Wine Institute
- Founded: 1934
- Tax ID no.: 94-0987020
- Legal status: 501(c)(6)
- Headquarters: San Francisco, California, U.S.
- President, Chief Executive Officer: Robert P. Koch
- Chairman (2019-2020): Hank Wetzel
- Revenue: $22,327,401 (2016)
- Expenses: $21,144,497 (2016)
- Employees: 43 (2015)
- Website: www.wineinstitute.org

= Wine Institute (California) =

Public policy advocacy organization

The Wine Institute is a public policy advocacy organization representing over 1,000 California wineries and affiliated businesses. Led by Bobby Koch, its mission is "to initiate state, federal, and international public policy to enhance the environment for the responsible production, consumption and enjoyment of wine." The Wine Institute is the only advocacy group representing the California wine industry at the state, federal and international levels.

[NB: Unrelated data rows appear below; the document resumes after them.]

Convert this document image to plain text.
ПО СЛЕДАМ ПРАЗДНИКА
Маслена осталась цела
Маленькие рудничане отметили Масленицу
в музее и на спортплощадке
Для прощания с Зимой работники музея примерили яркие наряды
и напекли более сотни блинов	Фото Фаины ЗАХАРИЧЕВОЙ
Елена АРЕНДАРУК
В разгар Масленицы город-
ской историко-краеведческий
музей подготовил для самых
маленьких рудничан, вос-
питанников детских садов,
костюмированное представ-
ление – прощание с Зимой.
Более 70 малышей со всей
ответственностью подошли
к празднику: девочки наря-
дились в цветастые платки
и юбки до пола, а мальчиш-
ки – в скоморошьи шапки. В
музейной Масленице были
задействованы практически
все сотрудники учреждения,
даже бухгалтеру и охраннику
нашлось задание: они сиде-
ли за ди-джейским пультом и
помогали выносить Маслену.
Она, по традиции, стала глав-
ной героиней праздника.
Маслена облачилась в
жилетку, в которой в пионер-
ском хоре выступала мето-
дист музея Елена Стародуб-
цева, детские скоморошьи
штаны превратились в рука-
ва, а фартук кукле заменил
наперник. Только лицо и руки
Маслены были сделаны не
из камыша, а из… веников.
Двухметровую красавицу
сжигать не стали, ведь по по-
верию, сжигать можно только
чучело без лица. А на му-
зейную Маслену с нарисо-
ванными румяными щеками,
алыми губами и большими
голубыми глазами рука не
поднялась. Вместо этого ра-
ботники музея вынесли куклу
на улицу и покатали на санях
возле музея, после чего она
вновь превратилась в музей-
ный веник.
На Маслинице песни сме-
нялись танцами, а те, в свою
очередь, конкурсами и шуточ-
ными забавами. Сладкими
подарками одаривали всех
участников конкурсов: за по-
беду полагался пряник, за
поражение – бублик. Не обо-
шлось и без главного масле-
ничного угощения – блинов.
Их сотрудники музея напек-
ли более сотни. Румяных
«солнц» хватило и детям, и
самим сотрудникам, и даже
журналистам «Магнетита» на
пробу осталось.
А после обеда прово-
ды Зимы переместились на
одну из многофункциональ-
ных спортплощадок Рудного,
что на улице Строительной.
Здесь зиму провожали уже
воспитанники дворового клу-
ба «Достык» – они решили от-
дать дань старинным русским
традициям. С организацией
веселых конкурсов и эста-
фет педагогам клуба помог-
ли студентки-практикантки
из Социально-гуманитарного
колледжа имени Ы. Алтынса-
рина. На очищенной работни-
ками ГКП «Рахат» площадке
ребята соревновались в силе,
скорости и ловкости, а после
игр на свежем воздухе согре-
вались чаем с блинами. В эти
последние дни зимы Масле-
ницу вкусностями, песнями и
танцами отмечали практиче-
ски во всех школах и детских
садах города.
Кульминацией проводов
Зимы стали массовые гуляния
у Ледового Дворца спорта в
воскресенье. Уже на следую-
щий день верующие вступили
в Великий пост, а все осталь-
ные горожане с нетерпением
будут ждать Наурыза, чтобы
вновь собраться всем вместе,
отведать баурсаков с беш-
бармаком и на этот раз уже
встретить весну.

The organization's initiatives include:
- a partnership with the California Travel and Tourism Commission to showcase California's wine and food offerings
- an export program providing marketing support for California wines outside the US with trade representation in 16 countries
- promotion of sustainable winegrowing, in conjunction with the California Association of Winegrape Growers

The Institute is based in San Francisco, with offices in Sacramento, Washington, D.C., six regions of the United States and 16 countries abroad.